We all have a choice today.  We can complain, and say our voice is not being heard.  Or we can get out there, make some noise, and BE HEARD.  Please take the time to vote today.  Not out of anger, or pride.  But for the candidate whom you believe can make the most of the mess our country is right now.  Please vote for YOU, but remember your children, the elderly and those who are unrepresented.  Our legacy will be passed on, and we have a chance today to give it a push in the direction we see fit.  Make your voice count.  Remember to vote for your local representatives as well, where applicable.  There are many races to be won, stand with those you can support a year from now, when the glow of excitement has faded. If you have found a candidate with whom you are in complete agreement in all of the issues, you are fortunate indeed ! If not, take the time to educate yourself, not rely on friends and neighbors to tell you what they think you should know.  This is a very personal decision. Get out there and vote.  Smile at a stranger.  For one moment, think of the power you have, and be grateful for it. Have a wonderful day.

quote of the day…

“… Parkinsonism is gravity, L-Dopa is levity, and it’s difficult to find any mean in between…”  Helen K,       O. W. Sacks, 1981

Having neurological issues, and enough education to understand this particular horror, I find myself reading everything I can get my hands on dealing with this branch of medicine.  On a good day, nothing can stop me; and if I think about the future at all, it is to laugh at the prospect of decline, and to focus on my daughter’s happiness.  On a not-so-good day; every missed word, every 2nd attempt I make to force an idea out of my mouth becomes the first sign of bradyphrenia, and my thoughts, as they are, fly toward L-Dopa and maintenance.  Any numbness or  slight shake of my limbs seems, on these bad days, to signify the worst.  When the headaches keep me up for the 3rd night in a row, and I realize that come morning, I will be incapable of speaking clearly, and plan fun additions to our school day to delight my foxling.  We all have things to deal with, I am lucky in that my nightmares may not come true.  I have friends who are living their fate, one agonizing day at a time… cancer, kidney failure, heart disease… the list goes on as our medical technology creates the means to diagnose a myriad of syndromes that were unheard of 5 decades ago.  Does this information cause us to live our lives more fully, more carefully?  Or does it simply overwhelm us, and give us more to worry about, things beyond our control?

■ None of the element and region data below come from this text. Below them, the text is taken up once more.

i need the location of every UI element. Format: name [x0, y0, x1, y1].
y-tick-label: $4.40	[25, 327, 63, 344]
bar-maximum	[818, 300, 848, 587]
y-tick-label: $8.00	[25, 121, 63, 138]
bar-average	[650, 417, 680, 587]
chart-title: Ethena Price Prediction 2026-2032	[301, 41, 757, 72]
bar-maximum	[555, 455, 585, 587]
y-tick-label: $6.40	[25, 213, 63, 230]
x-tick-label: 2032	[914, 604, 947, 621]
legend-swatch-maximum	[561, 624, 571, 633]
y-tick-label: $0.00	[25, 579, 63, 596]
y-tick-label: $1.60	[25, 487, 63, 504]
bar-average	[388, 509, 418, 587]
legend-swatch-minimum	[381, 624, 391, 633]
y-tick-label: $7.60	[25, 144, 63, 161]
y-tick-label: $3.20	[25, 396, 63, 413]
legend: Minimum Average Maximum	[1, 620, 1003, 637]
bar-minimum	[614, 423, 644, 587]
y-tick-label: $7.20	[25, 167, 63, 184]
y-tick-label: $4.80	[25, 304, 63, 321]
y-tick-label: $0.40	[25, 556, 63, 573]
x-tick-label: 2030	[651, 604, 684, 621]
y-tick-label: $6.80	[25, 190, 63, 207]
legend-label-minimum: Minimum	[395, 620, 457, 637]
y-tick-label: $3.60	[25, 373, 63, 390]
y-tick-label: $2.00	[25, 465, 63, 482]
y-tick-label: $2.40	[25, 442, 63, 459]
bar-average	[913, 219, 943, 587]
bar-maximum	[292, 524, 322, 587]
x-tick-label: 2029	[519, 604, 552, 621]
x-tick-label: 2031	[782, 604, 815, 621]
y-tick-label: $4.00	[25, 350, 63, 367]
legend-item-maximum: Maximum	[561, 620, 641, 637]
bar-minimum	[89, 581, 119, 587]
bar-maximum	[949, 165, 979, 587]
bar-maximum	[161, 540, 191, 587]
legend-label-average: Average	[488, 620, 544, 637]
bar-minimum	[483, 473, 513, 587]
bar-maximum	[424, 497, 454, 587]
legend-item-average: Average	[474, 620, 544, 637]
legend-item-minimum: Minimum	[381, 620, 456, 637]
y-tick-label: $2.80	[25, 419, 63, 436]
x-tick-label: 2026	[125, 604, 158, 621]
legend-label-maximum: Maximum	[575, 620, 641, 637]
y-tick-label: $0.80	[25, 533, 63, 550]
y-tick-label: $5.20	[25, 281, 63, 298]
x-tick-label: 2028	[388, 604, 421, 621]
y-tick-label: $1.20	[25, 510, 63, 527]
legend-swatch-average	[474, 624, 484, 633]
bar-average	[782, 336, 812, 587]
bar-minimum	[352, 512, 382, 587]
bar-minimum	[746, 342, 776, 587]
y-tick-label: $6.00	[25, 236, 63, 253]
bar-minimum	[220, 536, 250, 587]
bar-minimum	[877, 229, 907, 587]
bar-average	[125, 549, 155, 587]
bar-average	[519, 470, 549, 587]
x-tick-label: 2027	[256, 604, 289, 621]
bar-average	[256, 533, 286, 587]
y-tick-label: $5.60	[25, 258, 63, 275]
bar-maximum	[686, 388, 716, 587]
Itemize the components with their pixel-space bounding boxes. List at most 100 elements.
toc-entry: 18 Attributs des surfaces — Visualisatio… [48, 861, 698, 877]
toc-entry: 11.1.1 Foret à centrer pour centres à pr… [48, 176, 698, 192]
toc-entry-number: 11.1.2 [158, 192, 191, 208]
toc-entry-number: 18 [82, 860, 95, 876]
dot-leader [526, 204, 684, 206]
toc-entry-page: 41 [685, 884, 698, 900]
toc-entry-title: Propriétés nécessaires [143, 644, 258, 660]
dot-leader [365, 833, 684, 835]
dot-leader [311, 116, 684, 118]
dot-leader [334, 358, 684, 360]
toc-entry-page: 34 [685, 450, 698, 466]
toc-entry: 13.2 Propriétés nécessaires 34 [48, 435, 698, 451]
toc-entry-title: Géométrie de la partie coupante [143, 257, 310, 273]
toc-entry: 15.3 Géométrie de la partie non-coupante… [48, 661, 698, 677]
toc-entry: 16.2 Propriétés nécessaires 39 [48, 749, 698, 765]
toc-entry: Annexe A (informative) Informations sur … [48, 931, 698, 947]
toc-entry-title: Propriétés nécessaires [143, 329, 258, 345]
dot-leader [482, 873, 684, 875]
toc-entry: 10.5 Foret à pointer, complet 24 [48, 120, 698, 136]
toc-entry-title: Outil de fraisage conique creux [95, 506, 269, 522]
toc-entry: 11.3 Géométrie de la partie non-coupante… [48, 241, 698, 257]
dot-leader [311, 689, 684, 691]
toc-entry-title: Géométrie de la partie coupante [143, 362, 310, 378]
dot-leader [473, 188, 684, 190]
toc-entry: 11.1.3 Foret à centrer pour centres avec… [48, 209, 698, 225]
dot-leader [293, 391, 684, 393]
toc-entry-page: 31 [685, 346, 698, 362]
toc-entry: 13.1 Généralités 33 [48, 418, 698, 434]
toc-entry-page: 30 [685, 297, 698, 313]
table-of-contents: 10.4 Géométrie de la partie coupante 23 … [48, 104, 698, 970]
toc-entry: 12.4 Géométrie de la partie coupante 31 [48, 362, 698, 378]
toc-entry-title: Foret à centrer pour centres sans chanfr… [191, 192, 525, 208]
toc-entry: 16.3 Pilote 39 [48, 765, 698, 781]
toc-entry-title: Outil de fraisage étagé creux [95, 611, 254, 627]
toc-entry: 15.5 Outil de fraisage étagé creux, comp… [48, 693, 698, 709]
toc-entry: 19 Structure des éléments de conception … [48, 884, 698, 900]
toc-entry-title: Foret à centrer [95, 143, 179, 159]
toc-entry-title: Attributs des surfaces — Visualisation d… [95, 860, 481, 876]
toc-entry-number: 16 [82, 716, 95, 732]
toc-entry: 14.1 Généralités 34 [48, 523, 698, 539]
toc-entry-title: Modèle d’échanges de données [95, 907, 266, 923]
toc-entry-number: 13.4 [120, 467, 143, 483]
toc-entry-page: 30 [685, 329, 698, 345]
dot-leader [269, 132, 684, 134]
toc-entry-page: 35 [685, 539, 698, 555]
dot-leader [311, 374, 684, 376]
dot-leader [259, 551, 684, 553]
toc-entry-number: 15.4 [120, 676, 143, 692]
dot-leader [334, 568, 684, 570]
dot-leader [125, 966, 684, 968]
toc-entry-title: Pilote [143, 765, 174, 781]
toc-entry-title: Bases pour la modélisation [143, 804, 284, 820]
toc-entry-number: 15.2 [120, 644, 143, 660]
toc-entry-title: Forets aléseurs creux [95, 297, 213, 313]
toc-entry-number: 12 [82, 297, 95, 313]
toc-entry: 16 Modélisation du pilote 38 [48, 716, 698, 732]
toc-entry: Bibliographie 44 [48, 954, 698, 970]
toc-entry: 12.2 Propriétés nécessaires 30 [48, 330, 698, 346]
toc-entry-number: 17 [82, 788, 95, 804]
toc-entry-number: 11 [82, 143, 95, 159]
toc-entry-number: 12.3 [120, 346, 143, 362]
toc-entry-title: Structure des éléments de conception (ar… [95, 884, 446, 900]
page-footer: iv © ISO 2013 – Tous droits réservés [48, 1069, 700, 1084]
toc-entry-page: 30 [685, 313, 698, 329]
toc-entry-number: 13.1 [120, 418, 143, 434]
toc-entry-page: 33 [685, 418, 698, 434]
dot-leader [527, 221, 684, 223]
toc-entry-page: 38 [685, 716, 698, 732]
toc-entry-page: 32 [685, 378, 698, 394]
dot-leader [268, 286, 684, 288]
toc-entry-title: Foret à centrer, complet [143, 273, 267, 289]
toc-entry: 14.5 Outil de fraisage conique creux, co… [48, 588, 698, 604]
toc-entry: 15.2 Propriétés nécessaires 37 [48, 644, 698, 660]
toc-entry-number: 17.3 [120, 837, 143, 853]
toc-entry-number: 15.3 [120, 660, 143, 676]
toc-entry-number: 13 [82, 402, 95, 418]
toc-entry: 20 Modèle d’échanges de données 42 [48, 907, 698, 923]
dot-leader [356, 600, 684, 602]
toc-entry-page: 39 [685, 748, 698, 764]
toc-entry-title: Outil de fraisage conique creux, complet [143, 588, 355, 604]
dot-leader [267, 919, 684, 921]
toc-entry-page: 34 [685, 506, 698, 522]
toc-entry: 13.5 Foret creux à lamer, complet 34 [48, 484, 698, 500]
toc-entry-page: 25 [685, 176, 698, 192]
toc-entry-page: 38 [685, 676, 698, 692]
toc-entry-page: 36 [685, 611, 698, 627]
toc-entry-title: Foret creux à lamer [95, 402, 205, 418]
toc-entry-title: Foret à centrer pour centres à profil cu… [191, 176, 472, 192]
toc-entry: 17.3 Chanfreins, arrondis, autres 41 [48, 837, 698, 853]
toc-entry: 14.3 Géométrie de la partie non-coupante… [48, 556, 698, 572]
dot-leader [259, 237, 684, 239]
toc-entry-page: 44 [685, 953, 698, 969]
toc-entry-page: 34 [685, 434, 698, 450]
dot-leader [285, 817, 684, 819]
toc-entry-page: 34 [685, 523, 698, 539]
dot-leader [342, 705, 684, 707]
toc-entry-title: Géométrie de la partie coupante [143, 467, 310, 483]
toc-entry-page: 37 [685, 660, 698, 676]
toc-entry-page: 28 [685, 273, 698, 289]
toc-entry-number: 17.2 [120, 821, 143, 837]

As a family, our little den makes great strides to be as healthfully-minded as possible.  With our many sensitivities, we are aware that one bad meal may cause a weeks worth of disruption to our lives.  I am learning to put into my mouth what my body needs, and be cautious about how our food is prepared.  As the holidays creep closer, I begin to set the stage, finding healthy choices and beautiful additions to our meals to tempt The Historian and The Professor with.  I am contemplating a gorgeous pear tart for xmas eve, and perhaps grilled sandwiches the following day, turkey with arugula and goat cheese, and homemade cranberry chutney.  There is no end to the pretty dishes we can whip up !  I do this for 2 reasons… first, so no one feels that this is an ordinary day.  Second, because as a mother and wife, it brings me pleasure to feed my people.  It does not bring me pleasure, however, to wash dishes for 16 hours a day. =)  This year, with company, we have decided that festive paper plates are a necessity, and will save us a  in water.  Everything is a trade off, I suppose. =)  What are your plans for the upcoming holiday season ?  I hope everyone enjoys good health and many blessings to enjoy.